Эту последнюю фразу граф дословно привел в мемуарах. Но память его подвела, и он написал, что это сам он читал Ars magna, причем в пути. Он поведал, как возил этот труд с собой в седельной сумке, тем самым, как с иронической сухостью было отмечено позже комментаторами, как нельзя лучше доказывая, что на деле он никогда не держал в руках сего гигантского фолианта. Толстый граф простодушно описывал, как изучал незабываемые кирхеровские описания линз и ангелов по вечерам при скудном свете костра, ощущая при этом удивительнейший контраст между возвышенными идеями великого ученого и окружающим ландшафтом, с каждым днем все более разоренным.
Под Альтхаимом ветер стал до того пронзителен, что им пришлось надеть теплые плащи и надвинуть капюшоны на лоб.

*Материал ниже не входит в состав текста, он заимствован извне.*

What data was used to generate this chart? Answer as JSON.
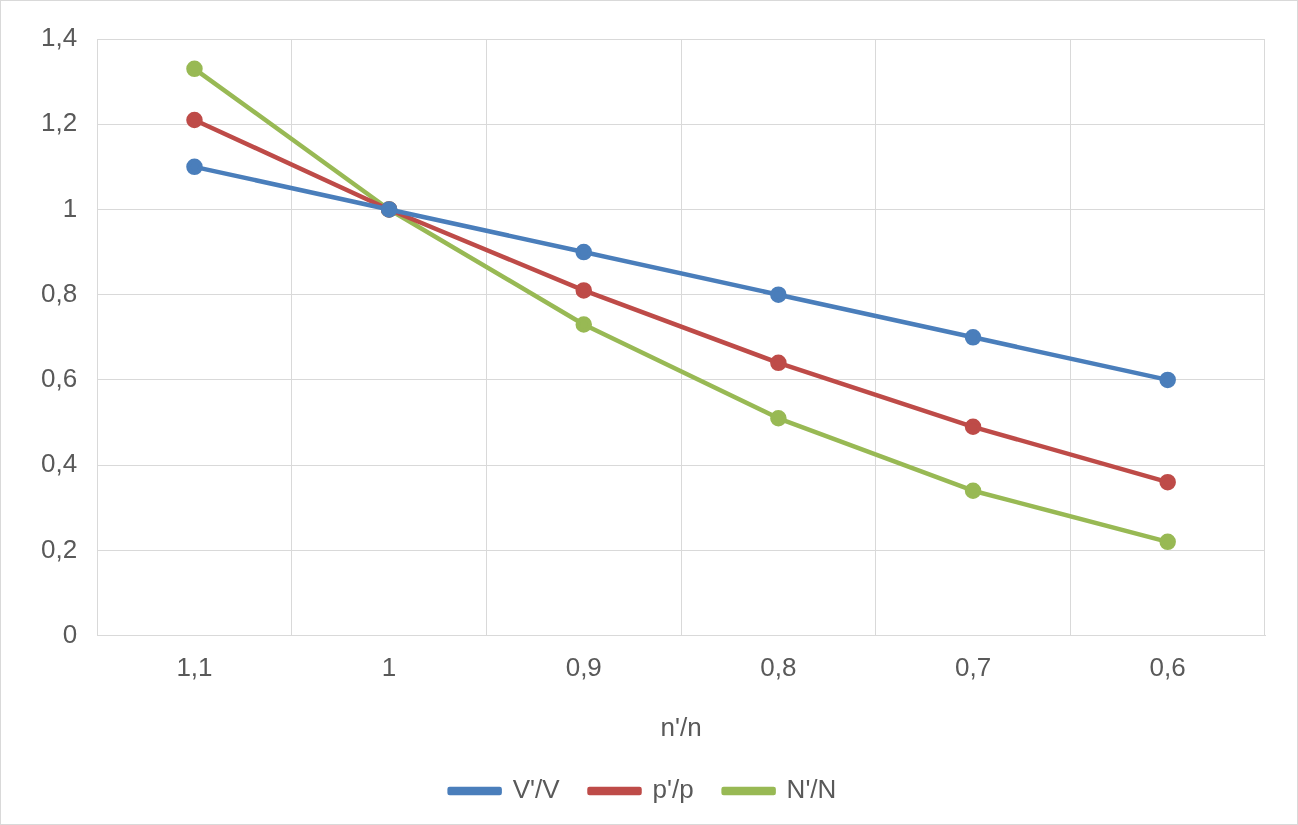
{
  "chart_data": {
    "type": "line",
    "xlabel": "n'/n",
    "categories": [
      "1,1",
      "1",
      "0,9",
      "0,8",
      "0,7",
      "0,6"
    ],
    "series": [
      {
        "name": "V'/V",
        "color": "#4a7ebb",
        "values": [
          1.1,
          1,
          0.9,
          0.8,
          0.7,
          0.6
        ]
      },
      {
        "name": "p'/p",
        "color": "#be4b48",
        "values": [
          1.21,
          1,
          0.81,
          0.64,
          0.49,
          0.36
        ]
      },
      {
        "name": "N'/N",
        "color": "#98b954",
        "values": [
          1.33,
          1,
          0.73,
          0.51,
          0.34,
          0.22
        ]
      }
    ],
    "ylim": [
      0,
      1.4
    ],
    "yticks": [
      0,
      {
        "value": 0.2,
        "label": "0,2"
      },
      {
        "value": 0.4,
        "label": "0,4"
      },
      {
        "value": 0.6,
        "label": "0,6"
      },
      {
        "value": 0.8,
        "label": "0,8"
      },
      1,
      {
        "value": 1.2,
        "label": "1,2"
      },
      {
        "value": 1.4,
        "label": "1,4"
      }
    ],
    "grid": true,
    "legend": "bottom",
    "marker": "circle",
    "line_style": "solid"
  }
}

Под Рансхофеном ненадолго просветлело. Из пустого крестьянского дома они наблюдали, как заходит солнце. Нигде не было видно ни души, только облезлый гусь, верно, сбежавший от кого-то, стоял у колодца. Толстый граф потянулся и зевнул. Местность была холмистая, но без единого деревца, все было вырублено. Издалека донеслись громовые раскаты.
— Ох, батюшки, — сказал толстый граф, — только грозы не хватало.
Драгуны расхохотались.
Тогда толстый граф понял. «Да нет, я все понял, — пробормотал он смущенно, разумеется, лишь усугубив этими словами свое постыдное положение. — Просто хотел пошутить».
Гусь глядел на них непонимающими гусиными глазами. Открыл клюв, снова закрыл. Драгун Франц Керрнбауэр вскинул карабин и выстрелил. И, хотя вскоре после этого толстому графу суждено было еще много чего увидать, он на всю жизнь запомнил ужас, пронзивший все его существо, когда лопнула голова птицы. Было что-то непостижимое в том, как быстро это случилось, как твердая маленькая голова мгновенно превратилась в брызги и в ничто, как убитая птица сделала еще несколько шагов вперевалку, а потом осела белой массой в растущей луже крови. Протирая глаза и стараясь дышать ровно, чтобы не упасть в обморок, Мартин фон Волькенштайн принял решение непременно забыть об увиденном. Но, разумеется, не забыл, и когда он через пятьдесят лет принялся писать о путешествии, воспоминание о лопающейся гусиной голове в своей выпуклости затмевало все остальные. Будь его мемуары целиком и полностью честны, ему следовало бы рассказать об этом, но он не смог себя заставить и унес гибель гуся с собой в могилу, и никто не узнал, с каким невыразимым отвращением он наблюдал за драгунами, готовящими ужин — гуся весело ощипывали, резали, рвали, вынимали внутренности и жарили мясо на костре.